К собеседникам подошла барышня.
— А меня зовут Грета, — сообщила она. — С папой следует говорить погромче, потому что он слегка недослышит. Садитесь, пожалуйста.
Рэнсинг сел и узнал от фрейлейн Воллишоф, что с десяток людей сломя голову примчались из харчевни, после того как услышали, что иностранец наводил у коронера справки о советнике. Ну а господин советник, естественно, сразу же послал за любознательным иностранцем. Чуть позднее семья советника пригласила Рэнсинга погостить у них несколько дней и в своей любезности дошла до того, что позволила гостю пройти в отведенную ему комнату умыться и переодеться в чистое, воспользовавшись доставленным сюда багажом.
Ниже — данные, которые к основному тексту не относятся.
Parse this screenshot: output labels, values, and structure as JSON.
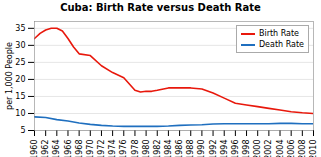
{
  "chart_data": {
    "type": "line",
    "title": "Cuba: Birth Rate versus Death Rate",
    "y_label": "per 1,000 People",
    "xlim": [
      1960,
      2010
    ],
    "xticks": [
      1960,
      1962,
      1964,
      1966,
      1968,
      1970,
      1972,
      1974,
      1976,
      1978,
      1980,
      1982,
      1984,
      1986,
      1988,
      1990,
      1992,
      1994,
      1996,
      1998,
      2000,
      2002,
      2004,
      2006,
      2008,
      2010
    ],
    "ylim": [
      5,
      37
    ],
    "yticks": [
      5,
      10,
      15,
      20,
      25,
      30,
      35
    ],
    "grid": true,
    "legend": "upper right",
    "series": [
      {
        "name": "Birth Rate",
        "color": "#e8180c",
        "x": [
          1960,
          1961,
          1962,
          1963,
          1964,
          1965,
          1966,
          1967,
          1968,
          1970,
          1972,
          1974,
          1976,
          1978,
          1979,
          1980,
          1981,
          1982,
          1984,
          1986,
          1988,
          1990,
          1992,
          1994,
          1996,
          1998,
          2000,
          2002,
          2004,
          2006,
          2008,
          2010
        ],
        "values": [
          32.0,
          33.5,
          34.5,
          35.0,
          35.0,
          34.2,
          32.0,
          29.5,
          27.5,
          27.0,
          24.0,
          22.0,
          20.5,
          16.8,
          16.3,
          16.5,
          16.5,
          16.8,
          17.5,
          17.5,
          17.5,
          17.2,
          16.0,
          14.5,
          13.0,
          12.5,
          12.0,
          11.5,
          11.0,
          10.5,
          10.2,
          10.0
        ]
      },
      {
        "name": "Death Rate",
        "color": "#1f6fbf",
        "x": [
          1960,
          1962,
          1964,
          1966,
          1968,
          1970,
          1972,
          1974,
          1976,
          1978,
          1980,
          1982,
          1984,
          1986,
          1988,
          1990,
          1992,
          1994,
          1996,
          1998,
          2000,
          2002,
          2004,
          2006,
          2008,
          2010
        ],
        "values": [
          9.0,
          8.8,
          8.2,
          7.8,
          7.2,
          6.8,
          6.5,
          6.3,
          6.2,
          6.2,
          6.2,
          6.2,
          6.3,
          6.5,
          6.6,
          6.7,
          6.9,
          7.0,
          7.0,
          7.0,
          7.0,
          7.0,
          7.1,
          7.1,
          7.0,
          7.0
        ]
      }
    ]
  }
}
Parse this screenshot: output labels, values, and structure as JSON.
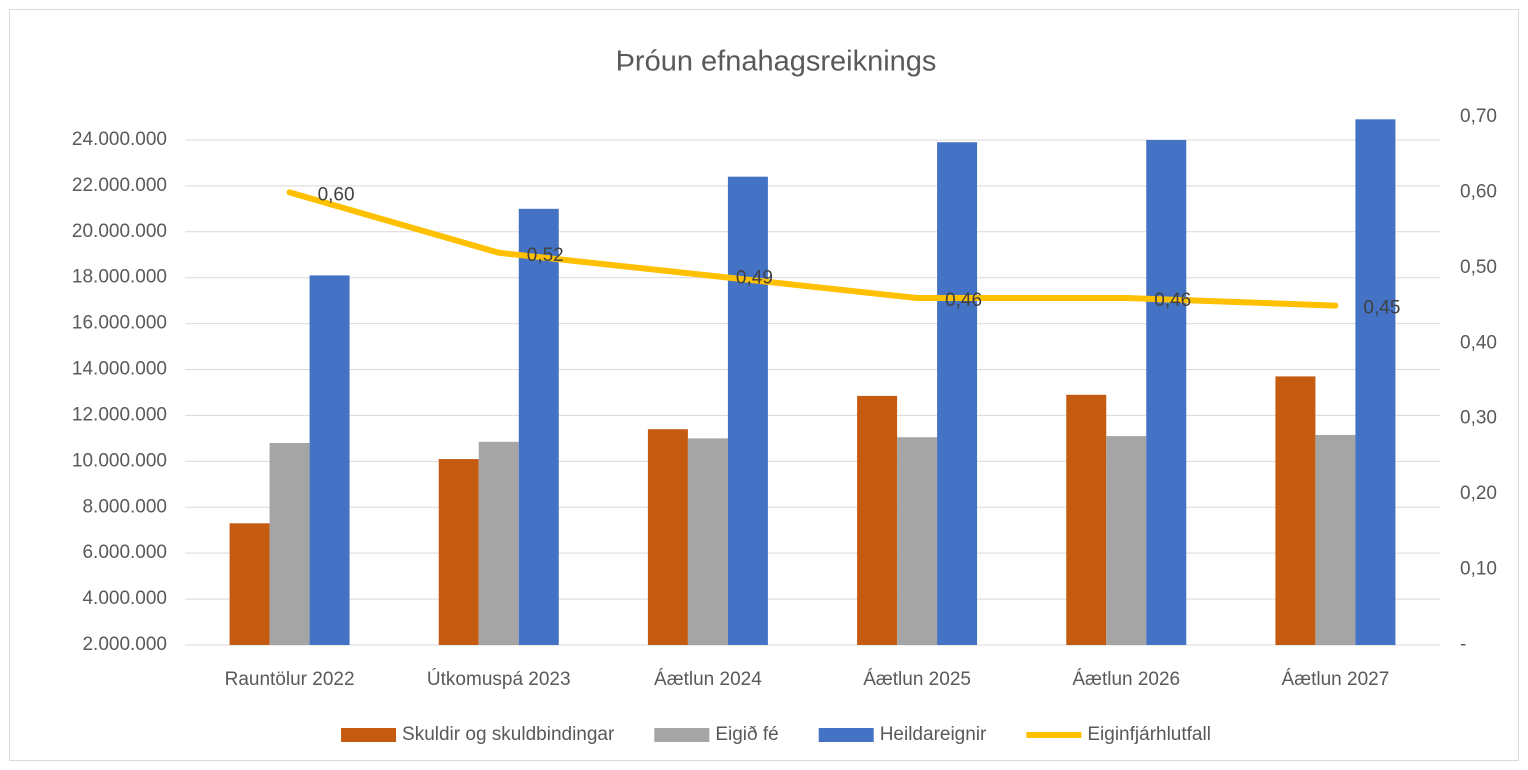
{
  "chart_data": {
    "type": "bar",
    "title": "Þróun efnahagsreiknings",
    "categories": [
      "Rauntölur 2022",
      "Útkomuspá 2023",
      "Áætlun 2024",
      "Áætlun 2025",
      "Áætlun 2026",
      "Áætlun 2027"
    ],
    "series": [
      {
        "name": "Skuldir og skuldbindingar",
        "color": "#c55a11",
        "values": [
          7300000,
          10100000,
          11400000,
          12850000,
          12900000,
          13700000
        ]
      },
      {
        "name": "Eigið fé",
        "color": "#a5a5a5",
        "values": [
          10800000,
          10850000,
          11000000,
          11050000,
          11100000,
          11150000
        ]
      },
      {
        "name": "Heildareignir",
        "color": "#4472c4",
        "values": [
          18100000,
          21000000,
          22400000,
          23900000,
          24000000,
          24900000
        ]
      },
      {
        "name": "Eiginfjárhlutfall",
        "color": "#ffc000",
        "type": "line",
        "axis": "y2",
        "values": [
          0.6,
          0.52,
          0.49,
          0.46,
          0.46,
          0.45
        ],
        "value_labels": [
          "0,60",
          "0,52",
          "0,49",
          "0,46",
          "0,46",
          "0,45"
        ]
      }
    ],
    "ylim": [
      2000000,
      25000000
    ],
    "yticks": [
      {
        "value": 2000000,
        "label": "2.000.000"
      },
      {
        "value": 4000000,
        "label": "4.000.000"
      },
      {
        "value": 6000000,
        "label": "6.000.000"
      },
      {
        "value": 8000000,
        "label": "8.000.000"
      },
      {
        "value": 10000000,
        "label": "10.000.000"
      },
      {
        "value": 12000000,
        "label": "12.000.000"
      },
      {
        "value": 14000000,
        "label": "14.000.000"
      },
      {
        "value": 16000000,
        "label": "16.000.000"
      },
      {
        "value": 18000000,
        "label": "18.000.000"
      },
      {
        "value": 20000000,
        "label": "20.000.000"
      },
      {
        "value": 22000000,
        "label": "22.000.000"
      },
      {
        "value": 24000000,
        "label": "24.000.000"
      }
    ],
    "y2lim": [
      0,
      0.7
    ],
    "y2ticks": [
      {
        "value": 0,
        "label": "-"
      },
      {
        "value": 0.1,
        "label": "0,10"
      },
      {
        "value": 0.2,
        "label": "0,20"
      },
      {
        "value": 0.3,
        "label": "0,30"
      },
      {
        "value": 0.4,
        "label": "0,40"
      },
      {
        "value": 0.5,
        "label": "0,50"
      },
      {
        "value": 0.6,
        "label": "0,60"
      },
      {
        "value": 0.7,
        "label": "0,70"
      }
    ],
    "grid": true,
    "legend": "bottom"
  }
}
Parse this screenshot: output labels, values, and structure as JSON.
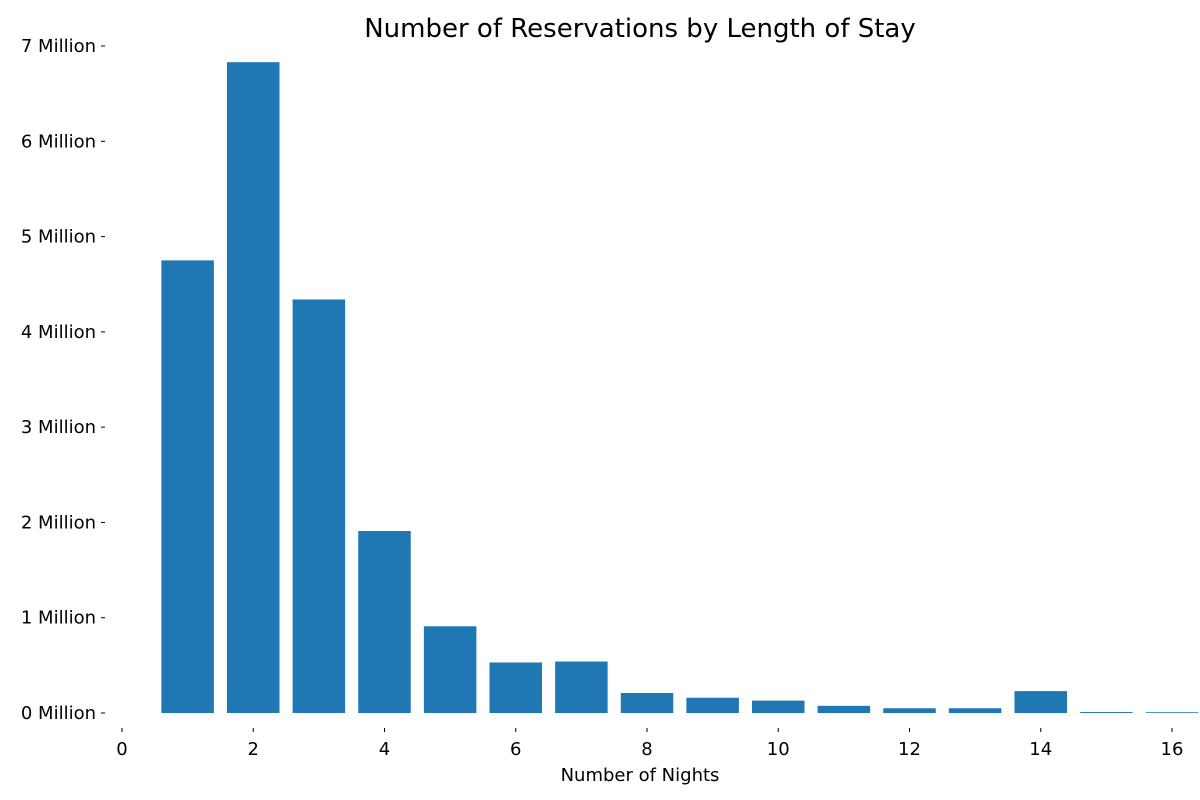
{
  "chart_data": {
    "type": "bar",
    "title": "Number of Reservations by Length of Stay",
    "xlabel": "Number of Nights",
    "ylabel": "",
    "x": [
      1,
      2,
      3,
      4,
      5,
      6,
      7,
      8,
      9,
      10,
      11,
      12,
      13,
      14,
      15,
      16
    ],
    "values": [
      4750000,
      6830000,
      4340000,
      1910000,
      910000,
      530000,
      540000,
      210000,
      160000,
      130000,
      75000,
      50000,
      50000,
      230000,
      10000,
      8000
    ],
    "xlim": [
      0,
      16
    ],
    "ylim": [
      0,
      7000000
    ],
    "x_ticks": [
      "0",
      "2",
      "4",
      "6",
      "8",
      "10",
      "12",
      "14",
      "16"
    ],
    "y_ticks": [
      "0 Million",
      "1 Million",
      "2 Million",
      "3 Million",
      "4 Million",
      "5 Million",
      "6 Million",
      "7 Million"
    ],
    "bar_color": "#1f77b4",
    "grid": false,
    "legend": "none"
  }
}
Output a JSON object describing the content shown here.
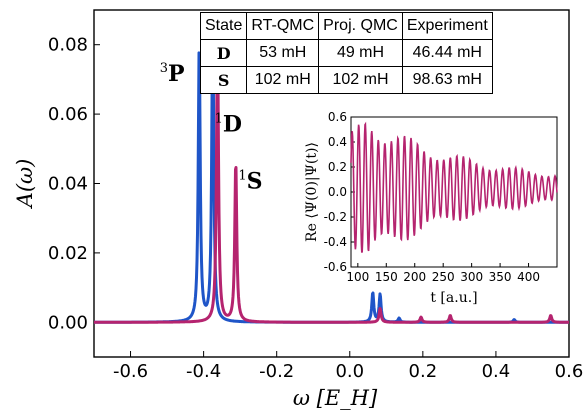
{
  "chart_data": [
    {
      "type": "line",
      "xlabel": "ω [E_H]",
      "ylabel": "A(ω)",
      "xlim": [
        -0.7,
        0.6
      ],
      "ylim": [
        -0.01,
        0.09
      ],
      "xticks": [
        "-0.6",
        "-0.4",
        "-0.2",
        "0.0",
        "0.2",
        "0.4",
        "0.6"
      ],
      "yticks": [
        "0.00",
        "0.02",
        "0.04",
        "0.06",
        "0.08"
      ],
      "grid": false,
      "series": [
        {
          "color": "#1f55c8",
          "peaks": [
            {
              "x": -0.412,
              "y": 0.08
            },
            {
              "x": -0.375,
              "y": 0.089
            },
            {
              "x": 0.063,
              "y": 0.0085
            },
            {
              "x": 0.083,
              "y": 0.008
            },
            {
              "x": 0.135,
              "y": 0.0012
            },
            {
              "x": 0.45,
              "y": 0.0008
            }
          ]
        },
        {
          "color": "#b5246f",
          "peaks": [
            {
              "x": -0.362,
              "y": 0.083
            },
            {
              "x": -0.312,
              "y": 0.046
            },
            {
              "x": 0.083,
              "y": 0.004
            },
            {
              "x": 0.195,
              "y": 0.0015
            },
            {
              "x": 0.275,
              "y": 0.002
            },
            {
              "x": 0.55,
              "y": 0.002
            }
          ]
        }
      ],
      "annotations": [
        {
          "sup": "3",
          "label": "P",
          "x": -0.52,
          "y": 0.0695
        },
        {
          "sup": "1",
          "label": "D",
          "x": -0.37,
          "y": 0.055
        },
        {
          "sup": "1",
          "label": "S",
          "x": -0.305,
          "y": 0.0385
        }
      ]
    },
    {
      "type": "line",
      "xlabel": "t [a.u.]",
      "ylabel": "Re ⟨Ψ(0)|Ψ(t)⟩",
      "xlim": [
        88,
        450
      ],
      "ylim": [
        -0.6,
        0.6
      ],
      "xticks": [
        "100",
        "150",
        "200",
        "250",
        "300",
        "350",
        "400"
      ],
      "yticks": [
        "0.6",
        "0.4",
        "0.2",
        "0.0",
        "-0.2",
        "-0.4",
        "-0.6"
      ],
      "series": [
        {
          "color": "#b5246f",
          "period": 11.5,
          "envelope_max": 0.57,
          "envelope_min": 0.12
        }
      ]
    }
  ],
  "table": {
    "headers": [
      "State",
      "RT-QMC",
      "Proj. QMC",
      "Experiment"
    ],
    "rows": [
      [
        "D",
        "53 mH",
        "49 mH",
        "46.44 mH"
      ],
      [
        "S",
        "102 mH",
        "102 mH",
        "98.63 mH"
      ]
    ]
  }
}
Досуг после ужина был заполнен дружеским надрывным криком. Старый советник два года назад потерял свой слуховой аппарат, с помощью которого довольно хорошо разбирал все, что ему говорили, а приобрести новый скупость не позволяла.
Наконец часу этак в одиннадцатом Эдди удалось подвести разговор к цели своего приезда. К тому времени уже три кошки спали, уютно свернувшись у него на коленях.
— Я из Лондона, увлекаюсь коллекционированием произведений искусства.
— Что он сказал? — с астматической одышкой переспросил у дочери господин Воллишоф.
— Он коллекционер! — взвизгнула Грета.
Старик понимающе кивнул.
— У меня есть племянник, тот увлекается оптикой.
Тем временем в доме советника собралось избранное общество: аптекарь, директор театра и некий драматург — господин Максль, уже несколько лет подряд писавший пьесу «Вильгельм Телль». Сей литератор пробавлялся тем, что его охотно принимали повсюду, как человека, повидавшего свет: в свое время он по поручению некоего скототорговца посетил Брюнн…
3
Позднее Эдди удалось уединиться с Гретой. Бескровная физиономия старой девы чем-то напоминала выжатый лимон. На макушке она носила голубой бант и, когда улыбалась, становилась похожей на японского премьер-министра в отставке, чье фото мелькало в хронике. Фрейлейн была на редкость уродлива, и это ее природное свойство усугубляли вставные челюсти.
— Видите ли, я коллекционирую работы некоторых английских керамистов. Творения их, по сути, ценности не представляют, но ведь у каждого свои причуды.
— Боже мой, кому вы рассказываете? У меня есть тетка, которая помешана на мытье рук и никак не может отвыкнуть от этой своей мании. Объясните мне, что тут хорошего — поминутно мыть руки?
— Так вот, значит, я коллекционирую…
— Нет, скажите мне, ради бога, что толку в этом пристрастии к чистоте?
У Рэнсинга чесались руки стукнуть настырную девицу.
— Я собираю старинную керамику, — тупо твердил он свое, — и по регистрационной книге торговой фирмы установил имена клиентов, которые некогда приобрели интересующие меня вещи. Ваш отец семнадцать лет назад получил от лондонской фирмы «Лонгсон и Норт» две керамические вещицы.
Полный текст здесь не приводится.